Two, three years later, during the same period that I lose my amulets, I see my mother, merry as a child, chatting conspiratorially with the woman we called “the nurse” who, ever since her second son was born, worked for us as housekeeper. In the village everyone, right down to those in the poorest hovels, referred to her by the imposing title “the general’s wife.” Her husband, who was very old and never left his bed anymore, must have been some sort of handyman, the caretaker of equipment in the army, or perhaps the navy … Someone must have called him the “general caretaker,” and the term, at first said jokingly, in fun, stuck to him. Decades later he bore this nickname with not a trace of self-consciousness; sometimes, seeing the nurse and hearing her nickname, someone would ask, “Was her husband a sergeant? Sergeant general?” Nobody knew anything more about it. The “general’s wife” was a dark-skinned villager in her fifties with a face that radiated jovial kindness (despite the huge, ugly wart on one cheekbone that, upon the insistence of my mother, she allowed our family doctor to remove using local anesthesia).

I see my mother, on a Thursday afternoon, sitting recovering from the fatigue resulting from her weekly session at the Turkish baths. The nurse, the general’s wife, has made fritters the way I like them. The warmth of the house after the cold of the cold room at the hammam , where we had been offered pomegranates, oranges, and clementines already peeled and sectioned. At home the nurse’s thoughtful welcome …

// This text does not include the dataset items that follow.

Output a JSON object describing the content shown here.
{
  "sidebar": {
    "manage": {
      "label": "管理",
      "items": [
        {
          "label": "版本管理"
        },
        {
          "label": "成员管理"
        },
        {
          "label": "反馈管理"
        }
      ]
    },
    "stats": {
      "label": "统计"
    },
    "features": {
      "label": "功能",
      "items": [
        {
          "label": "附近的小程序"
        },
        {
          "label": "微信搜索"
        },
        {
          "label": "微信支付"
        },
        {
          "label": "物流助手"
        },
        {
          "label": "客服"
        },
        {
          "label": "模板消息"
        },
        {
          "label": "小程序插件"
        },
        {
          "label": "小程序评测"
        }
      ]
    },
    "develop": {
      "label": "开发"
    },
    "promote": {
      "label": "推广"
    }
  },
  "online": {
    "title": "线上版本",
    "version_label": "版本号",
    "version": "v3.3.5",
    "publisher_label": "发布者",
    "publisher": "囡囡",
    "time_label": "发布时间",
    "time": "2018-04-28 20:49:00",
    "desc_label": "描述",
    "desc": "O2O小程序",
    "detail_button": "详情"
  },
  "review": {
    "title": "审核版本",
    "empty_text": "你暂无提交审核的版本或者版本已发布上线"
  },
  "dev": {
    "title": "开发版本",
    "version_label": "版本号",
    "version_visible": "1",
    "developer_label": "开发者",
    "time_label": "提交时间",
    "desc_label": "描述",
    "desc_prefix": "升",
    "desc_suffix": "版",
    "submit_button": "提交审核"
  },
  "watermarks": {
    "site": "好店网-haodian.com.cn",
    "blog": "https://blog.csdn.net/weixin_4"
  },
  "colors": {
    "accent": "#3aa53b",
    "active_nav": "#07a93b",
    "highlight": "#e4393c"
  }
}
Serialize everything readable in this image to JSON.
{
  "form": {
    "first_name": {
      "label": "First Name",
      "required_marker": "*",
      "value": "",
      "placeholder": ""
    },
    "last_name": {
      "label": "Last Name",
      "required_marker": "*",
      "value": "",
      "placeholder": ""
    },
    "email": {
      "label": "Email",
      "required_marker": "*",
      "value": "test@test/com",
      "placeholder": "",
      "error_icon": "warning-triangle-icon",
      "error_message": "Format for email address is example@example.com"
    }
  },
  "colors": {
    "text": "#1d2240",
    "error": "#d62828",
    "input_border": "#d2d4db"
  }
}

I remember that particular Thursday. And my mother, in league with the nurse, suddenly asking me, “Yesterday you were in our room, sitting on the floor at the foot of our bed: you were reading that library book you had just brought home. Then, from the kitchen, I heard you crying … You were sobbing, but softly, a bit as if you were singing! I sneaked in to see, to understand.” In fact she was talking for the benefit of the village woman. “Explain this to me, my daughter. I think there is something mysterious going on. I read the words to the old songs in Arab, I sing them and sometimes weep to them in my heart … But still I am singing!